Thousands of youngsters across England are at increased risk of contracting killer infections because one in ten are not given the MMR jab.
According to NHS figures, the number of children receiving the MMR vaccination has continued to decrease since 2013/14.
Children are supposed to receive the MMR injection before their second birthday.
With only 91% of England’s children receiving the MMR jab in 2017/2018, the country is not reaching the World Health Organisation’s immunisation target of 95%.
Chief executive of the British Society for Immunology, Dr Doug Brown said: “We are currently witnessing the impact of this lower vaccination rate in the ongoing measles outbreak in England. To date, 876 cases of measles have been confirmed this year, more than three times the number recorded in the whole of 2017.

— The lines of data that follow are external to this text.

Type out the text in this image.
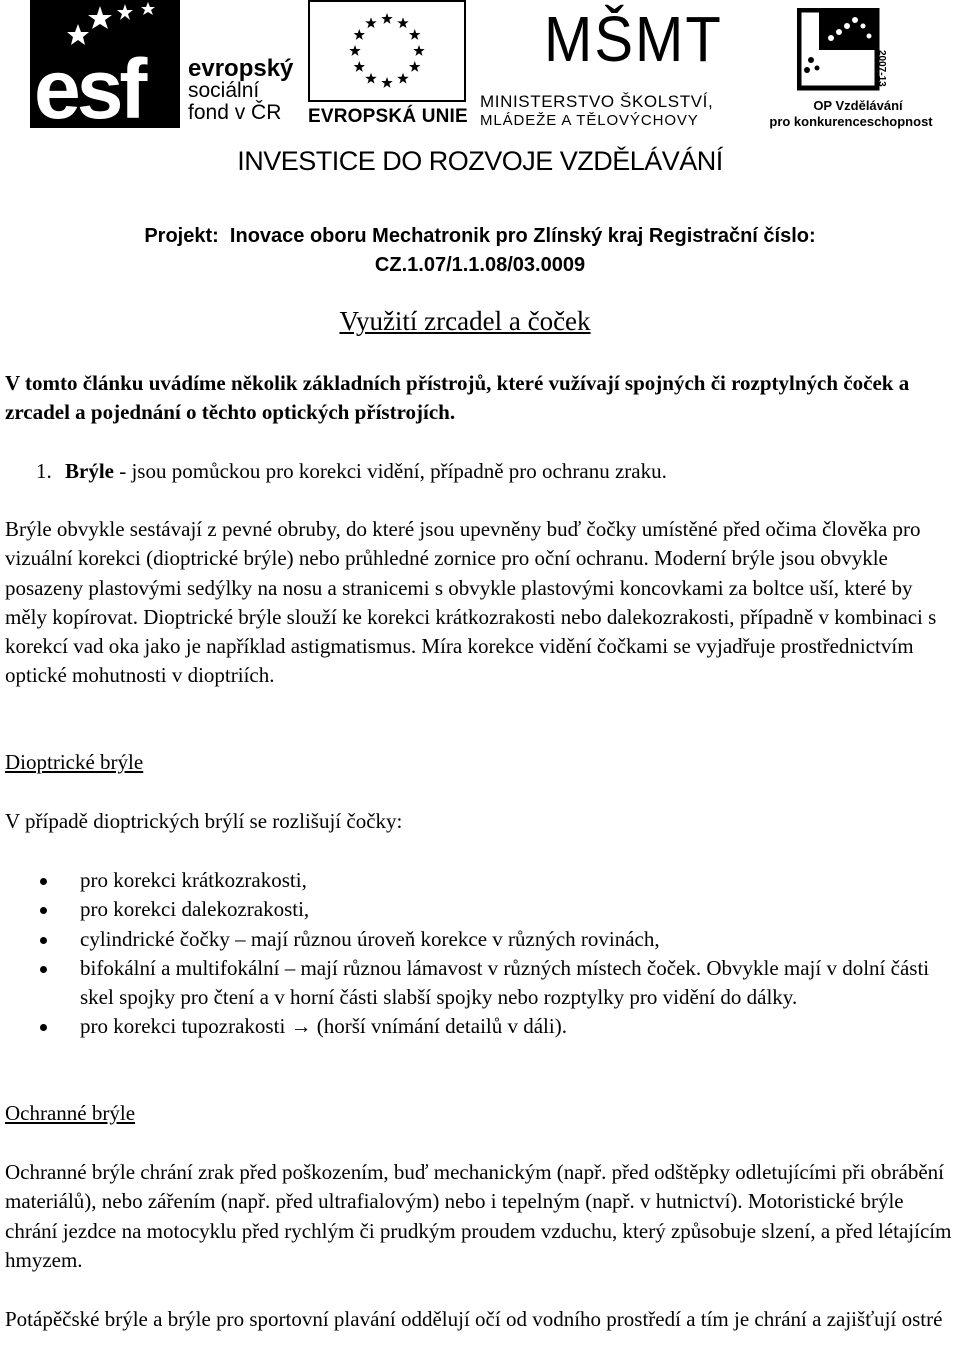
esf evropský
sociální
fond v ČR	EVROPSKÁ UNIE
MŠMT
MINISTERSTVO ŠKOLSTVÍ,
MLÁDEŽE A TĚLOVÝCHOVY
2007-13
OP Vzdělávání
pro konkurenceschopnost
INVESTICE DO ROZVOJE VZDĚLÁVÁNÍ
Projekt:  Inovace oboru Mechatronik pro Zlínský kraj Registrační číslo:
CZ.1.07/1.1.08/03.0009
Využití zrcadel a čoček
V tomto článku uvádíme několik základních přístrojů, které vužívají spojných či rozptylných čoček a zrcadel a pojednání o těchto optických přístrojích.
1. Brýle - jsou pomůckou pro korekci vidění, případně pro ochranu zraku.
Brýle obvykle sestávají z pevné obruby, do které jsou upevněny buď čočky umístěné před očima člověka pro vizuální korekci (dioptrické brýle) nebo průhledné zornice pro oční ochranu. Moderní brýle jsou obvykle posazeny plastovými sedýlky na nosu a stranicemi s obvykle plastovými koncovkami za boltce uší, které by měly kopírovat. Dioptrické brýle slouží ke korekci krátkozrakosti nebo dalekozrakosti, případně v kombinaci s korekcí vad oka jako je například astigmatismus. Míra korekce vidění čočkami se vyjadřuje prostřednictvím optické mohutnosti v dioptriích.
Dioptrické brýle
V případě dioptrických brýlí se rozlišují čočky:
pro korekci krátkozrakosti,
pro korekci dalekozrakosti,
cylindrické čočky – mají různou úroveň korekce v různých rovinách,
bifokální a multifokální – mají různou lámavost v různých místech čoček. Obvykle mají v dolní části skel spojky pro čtení a v horní části slabší spojky nebo rozptylky pro vidění do dálky.
pro korekci tupozrakosti → (horší vnímání detailů v dáli).
Ochranné brýle
Ochranné brýle chrání zrak před poškozením, buď mechanickým (např. před odštěpky odletujícími při obrábění materiálů), nebo zářením (např. před ultrafialovým) nebo i tepelným (např. v hutnictví). Motoristické brýle chrání jezdce na motocyklu před rychlým či prudkým proudem vzduchu, který způsobuje slzení, a před létajícím hmyzem.
Potápěčské brýle a brýle pro sportovní plavání oddělují očí od vodního prostředí a tím je chrání a zajišťují ostré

“We need to redouble efforts to ensure that vaccination rates improve and that our communities benefit from continued protection against this serious disease.”
The NHS Digital figures in the Childhood Vaccination Coverage Statistics-England 2017-18 report showed the immunisation rates of children up to the age of 5 years in nine regions. It revealed that the number of children receiving vaccinations across England varied.
In London, under-twos had the lowest immunisation rate of just 85%. However, children in the North East of England benefitted from the highest rate, at 94.5%.
The figures in the report also showed that vaccination rates for diseases such as diphtheria, tetanus, polio, pneumococcal disease, meningococcal C and haemophilus influenzae type B (hib) are also falling.
The number of one-year-olds receiving the five-in-one jab which protects against diphtheria, tetanus, whooping cough, polio, and Hib was found to have dropped for the fifth year in a row, falling by 1.6% to 93% for 2017-18.